Modularity and Temporal Relations
Near-decomposability helps explain why modularity works. Not every element needs to know every other element directly. Local interactions can be analyzed in the short run, while long-run behavior can be understood through aggregate effects. For designers, complexity is not only visual or formal. It is temporal and relational. We must ask which interactions are fast or slow, strong or weak, local or global.
5. Describing Complexity: Abstraction, State, and Process
Hierarchical Description

The fourth part of the study examined how hierarchy helps us describe complex systems. Simon argues that people often represent complex objects in levels. When drawing a face, for example, one might begin with the outline, then add features, then add details. Description moves from general structure to finer resolution.
Architectural Abstraction
Architecture works in the same way. A drawing set, model, or construction document is an organized description that selects a level of detail. Plans, sections, details, schedules, and specifications are useful because they abstract.
State and Process Descriptions
Simon also distinguishes between state descriptions and process descriptions. A state description tells us what something is: a drawing, image, model, or final arrangement. A process description tells us how to produce it: a recipe, algorithm, script, sequence, or rule. Architecture constantly moves between these two forms. AI makes this translation even more visible, because many design outputs now emerge through prompts, scripts, models, and iterative procedures.
6. Synthesis: Contemporary Relevance and Critical Limits
Thesis Restated
The central thesis of our study is that complexity is not necessarily chaos. Complex systems become possible, evolvable, and understandable when they are organized through stable levels of structure. Hierarchy, stable subassemblies, near-decomposability, and abstraction are not just technical terms; they are ways of making complexity legible.
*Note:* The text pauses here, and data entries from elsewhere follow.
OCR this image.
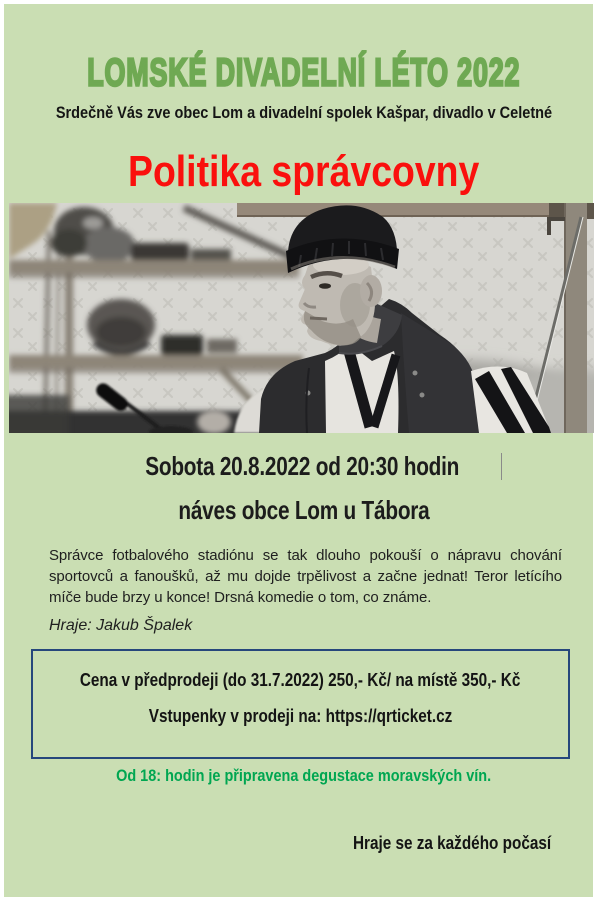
LOMSKÉ DIVADELNÍ LÉTO 2022

Srdečně Vás zve obec Lom a divadelní spolek Kašpar, divadlo v Celetné

Politika správcovny

Sobota 20.8.2022 od 20:30 hodin

náves obce Lom u Tábora

Správce fotbalového stadiónu se tak dlouho pokouší o nápravu chování sportovců a fanoušků, až mu dojde trpělivost a začne jednat! Teror letícího míče bude brzy u konce! Drsná komedie o tom, co známe.

Hraje: Jakub Špalek

Cena v předprodeji (do 31.7.2022) 250,- Kč/ na místě 350,- Kč

Vstupenky v prodeji na: https://qrticket.cz

Od 18: hodin je připravena degustace moravských vín.

Hraje se za každého počasí
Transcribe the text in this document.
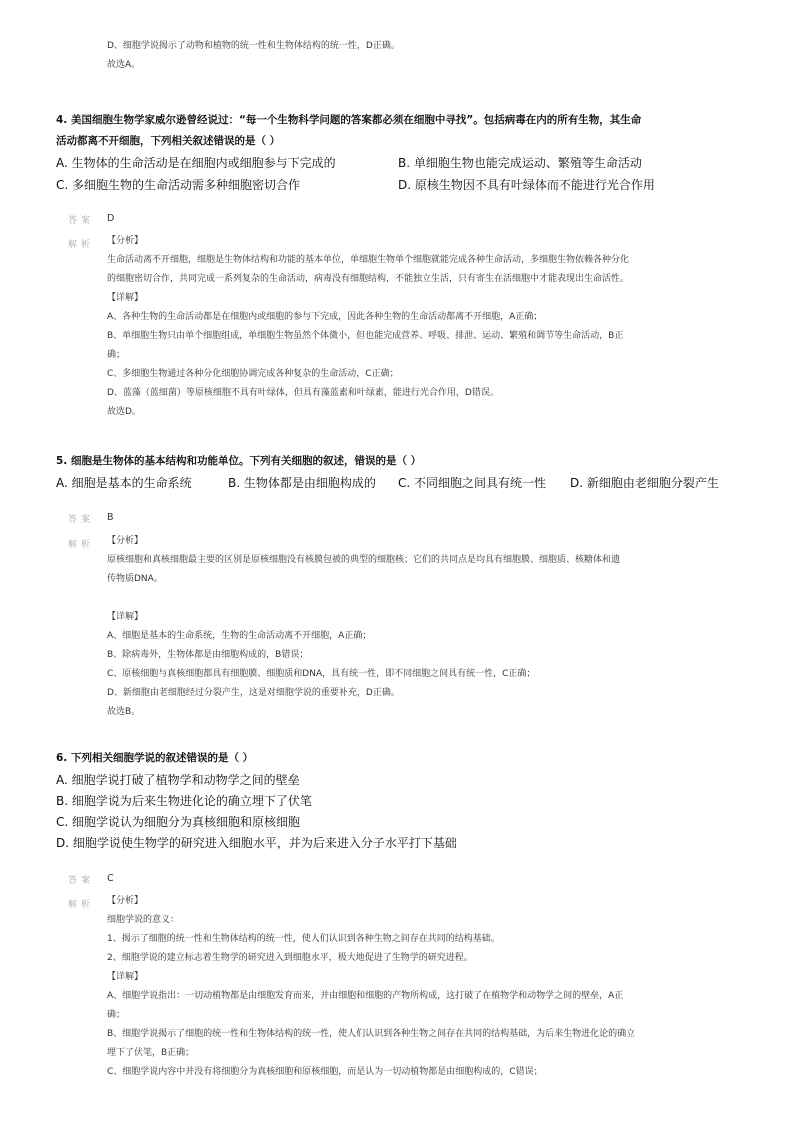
D、细胞学说揭示了动物和植物的统一性和生物体结构的统一性，D正确。
故选A。
4. 美国细胞生物学家威尔逊曾经说过：“每一个生物科学问题的答案都必须在细胞中寻找”。包括病毒在内的所有生物，其生命
活动都离不开细胞，下列相关叙述错误的是（ ）
A. 生物体的生命活动是在细胞内或细胞参与下完成的	B. 单细胞生物也能完成运动、繁殖等生命活动
C. 多细胞生物的生命活动需多种细胞密切合作	D. 原核生物因不具有叶绿体而不能进行光合作用
答案 D
解析 【分析】
生命活动离不开细胞，细胞是生物体结构和功能的基本单位，单细胞生物单个细胞就能完成各种生命活动，多细胞生物依赖各种分化
的细胞密切合作，共同完成一系列复杂的生命活动，病毒没有细胞结构，不能独立生活，只有寄生在活细胞中才能表现出生命活性。
【详解】
A、各种生物的生命活动都是在细胞内或细胞的参与下完成，因此各种生物的生命活动都离不开细胞，A正确；
B、单细胞生物只由单个细胞组成，单细胞生物虽然个体微小，但也能完成营养、呼吸、排泄、运动、繁殖和调节等生命活动，B正
确；
C、多细胞生物通过各种分化细胞协调完成各种复杂的生命活动，C正确；
D、蓝藻（蓝细菌）等原核细胞不具有叶绿体，但具有藻蓝素和叶绿素，能进行光合作用，D错误。
故选D。
5. 细胞是生物体的基本结构和功能单位。下列有关细胞的叙述，错误的是（ ）
A. 细胞是基本的生命系统	B. 生物体都是由细胞构成的 C. 不同细胞之间具有统一性 D. 新细胞由老细胞分裂产生
答案 B
解析 【分析】
原核细胞和真核细胞最主要的区别是原核细胞没有核膜包被的典型的细胞核；它们的共同点是均具有细胞膜、细胞质、核糖体和遗
传物质DNA。
【详解】
A、细胞是基本的生命系统，生物的生命活动离不开细胞，A正确；
B、除病毒外，生物体都是由细胞构成的，B错误；
C、原核细胞与真核细胞都具有细胞膜、细胞质和DNA，具有统一性，即不同细胞之间具有统一性，C正确；
D、新细胞由老细胞经过分裂产生，这是对细胞学说的重要补充，D正确。
故选B。
6. 下列相关细胞学说的叙述错误的是（ ）
A. 细胞学说打破了植物学和动物学之间的壁垒
B. 细胞学说为后来生物进化论的确立埋下了伏笔
C. 细胞学说认为细胞分为真核细胞和原核细胞
D. 细胞学说使生物学的研究进入细胞水平，并为后来进入分子水平打下基础
答案 C
解析 【分析】
细胞学说的意义：
1、揭示了细胞的统一性和生物体结构的统一性，使人们认识到各种生物之间存在共同的结构基础。
2、细胞学说的建立标志着生物学的研究进入到细胞水平，极大地促进了生物学的研究进程。
【详解】
A、细胞学说指出：一切动植物都是由细胞发育而来，并由细胞和细胞的产物所构成，这打破了在植物学和动物学之间的壁垒，A正
确；
B、细胞学说揭示了细胞的统一性和生物体结构的统一性，使人们认识到各种生物之间存在共同的结构基础，为后来生物进化论的确立
埋下了伏笔，B正确；
C、细胞学说内容中并没有将细胞分为真核细胞和原核细胞，而是认为一切动植物都是由细胞构成的，C错误；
Relevance for Architecture and AI
Simon’s essay remains useful for architecture and AI because it gives designers a language for thinking across scales. It helps us see a city as a nested system, a building as interacting subsystems, a BIM model as a structured description, and an AI workflow as a chain of goals, agents, tools, data, and feedback. Our reading led to a simple conclusion: design intelligence is not only about producing objects. It is also about choosing the right level of analysis and understanding how local actions contribute to larger systems.
Critical Question
At the same time, the study raised a critical question that became central to our discussion. If hierarchy makes complexity easier to understand, what happens to systems that do not fit cleanly into hierarchical levels? Social, cultural, informal, or opaque systems may resist neat decomposition. Some forms of intelligence and collective behavior may remain difficult to describe through stable parts and levels alone. This is where the presentation became more than an explanation of Simon: it became a question about what architecture and AI might fail to see when they only trust clean structures.
Productive Framework
For this reason, Simon’s text should not be read as a final answer, but as a productive framework. It gives us a way to begin reading complexity, while showing where our descriptions may be incomplete. In the context of AI in architecture, this is especially important. AI systems are not neutral tools waiting outside society. They are complex environments made of technical, human, material, and cultural relations. To work with them responsibly, architects need to understand what these systems produce, how they are structured, how they evolve, and how they shape design worlds.